In this study, we presented a non-invasive approach for acquiring and processing the interleaved multi-echo GRE data that helps in the visualization and quantification of the placental-fetal vascular territory.

Acknowledgements

No acknowledgement found.

References

1. Krishna U, Bhalerao S. Placental Insufficiency and Fetal Growth Restriction. The Journal of Obstetrics and Gynecology of India. 2011;61(5):505-11.

2. MYATT L, WEBSTER RP. Vascular biology of preeclampsia. Journal of Thrombosis and Haemostasis. 2009;7(3):375-84.

3. Regnault TRH, Galan HL, Parker TA, Anthony RV. Placental Development in Normal and Compromised Pregnancies— A Review. Placenta. 2002;23:S119-S29.

4. Maynard S, Epstein FH, Karumanchi SA. Preeclampsia and Angiogenic Imbalance. Annual Review of Medicine. 2008;59(1):61-78.

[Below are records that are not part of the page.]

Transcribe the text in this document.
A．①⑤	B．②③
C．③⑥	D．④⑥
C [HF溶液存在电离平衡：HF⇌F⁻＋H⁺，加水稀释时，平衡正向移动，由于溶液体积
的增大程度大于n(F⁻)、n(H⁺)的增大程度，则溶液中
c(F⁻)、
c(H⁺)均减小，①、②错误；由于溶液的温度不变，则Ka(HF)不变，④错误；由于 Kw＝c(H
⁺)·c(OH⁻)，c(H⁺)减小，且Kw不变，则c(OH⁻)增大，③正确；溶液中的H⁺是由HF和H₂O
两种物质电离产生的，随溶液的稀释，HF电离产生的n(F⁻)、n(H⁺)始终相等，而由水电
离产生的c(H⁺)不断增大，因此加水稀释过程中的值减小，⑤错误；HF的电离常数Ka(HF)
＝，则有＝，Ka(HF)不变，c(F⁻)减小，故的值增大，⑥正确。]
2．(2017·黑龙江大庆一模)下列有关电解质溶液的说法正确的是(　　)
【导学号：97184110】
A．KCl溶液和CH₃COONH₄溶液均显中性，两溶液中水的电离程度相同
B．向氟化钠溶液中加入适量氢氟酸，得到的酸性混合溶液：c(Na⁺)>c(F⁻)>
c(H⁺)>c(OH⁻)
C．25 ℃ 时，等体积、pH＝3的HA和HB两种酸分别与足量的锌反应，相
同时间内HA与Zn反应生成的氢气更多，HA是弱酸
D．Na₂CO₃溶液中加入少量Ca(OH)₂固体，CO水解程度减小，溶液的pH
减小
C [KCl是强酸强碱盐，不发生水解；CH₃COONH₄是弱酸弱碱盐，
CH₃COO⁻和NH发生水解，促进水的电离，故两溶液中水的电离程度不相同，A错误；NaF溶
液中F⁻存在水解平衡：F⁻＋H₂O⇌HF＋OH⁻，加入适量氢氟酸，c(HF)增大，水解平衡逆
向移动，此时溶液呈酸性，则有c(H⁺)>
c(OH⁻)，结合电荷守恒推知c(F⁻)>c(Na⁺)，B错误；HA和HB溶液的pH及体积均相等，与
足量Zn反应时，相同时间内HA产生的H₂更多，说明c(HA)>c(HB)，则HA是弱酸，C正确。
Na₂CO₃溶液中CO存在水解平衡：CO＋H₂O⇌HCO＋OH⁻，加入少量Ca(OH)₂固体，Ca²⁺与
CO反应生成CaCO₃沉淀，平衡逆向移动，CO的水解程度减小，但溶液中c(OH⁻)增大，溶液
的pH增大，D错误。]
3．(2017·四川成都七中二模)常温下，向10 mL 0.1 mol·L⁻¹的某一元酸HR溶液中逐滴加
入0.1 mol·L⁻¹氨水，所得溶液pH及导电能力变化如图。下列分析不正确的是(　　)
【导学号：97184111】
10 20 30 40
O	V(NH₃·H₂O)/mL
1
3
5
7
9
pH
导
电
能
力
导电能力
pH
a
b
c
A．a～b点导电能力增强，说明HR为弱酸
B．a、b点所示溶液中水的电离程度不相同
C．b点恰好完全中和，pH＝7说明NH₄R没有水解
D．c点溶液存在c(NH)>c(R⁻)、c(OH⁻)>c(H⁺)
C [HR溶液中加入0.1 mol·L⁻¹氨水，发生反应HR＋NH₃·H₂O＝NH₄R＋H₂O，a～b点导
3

5. Neelavalli J, Krishnamurthy U, Jella PK, Mody SS, Yadav BK, Hendershot K, et al. Magnetic resonance angiography of fetal vasculature at 3.0 T. European Radiology. 2016;26(12):4570-6.

6. Chen Y, Liu S, Buch S, Hu J, Kang Y, Haacke EM. An interleaved sequence for simultaneous magnetic resonance angiography (MRA), susceptibility weighted imaging (SWI) and quantitative susceptibility mapping (QSM). Magnetic Resonance Imaging. 2018;47:1-6.

7. Frangi AF, Niessen WJ, Vincken KL, Viergever MA, editors. Multiscale vessel enhancement filtering. Medical Image Computing and Computer-Assisted Intervention — MICCAI’98; 1998 1998//; Berlin, Heidelberg: Springer Berlin Heidelberg.

Figures

Flow chart for vessel extraction. The final result shows the umbilical cord and its insertion into the chorionic plate.

Diagram of the method used for artery-vein separation. Images A to D show the processes involved in the technique. Image E shows a MIP of the magnitude showing umbilical arteries twisting around the umbilical vein in a different subject. Image F shows the MIP of the final result after the thresholding technique showing only the umbilical vein (oxygenated signal).

Vessels in the fetal circulation extracted and overlayed onto the original magnitude image for visualization purposes.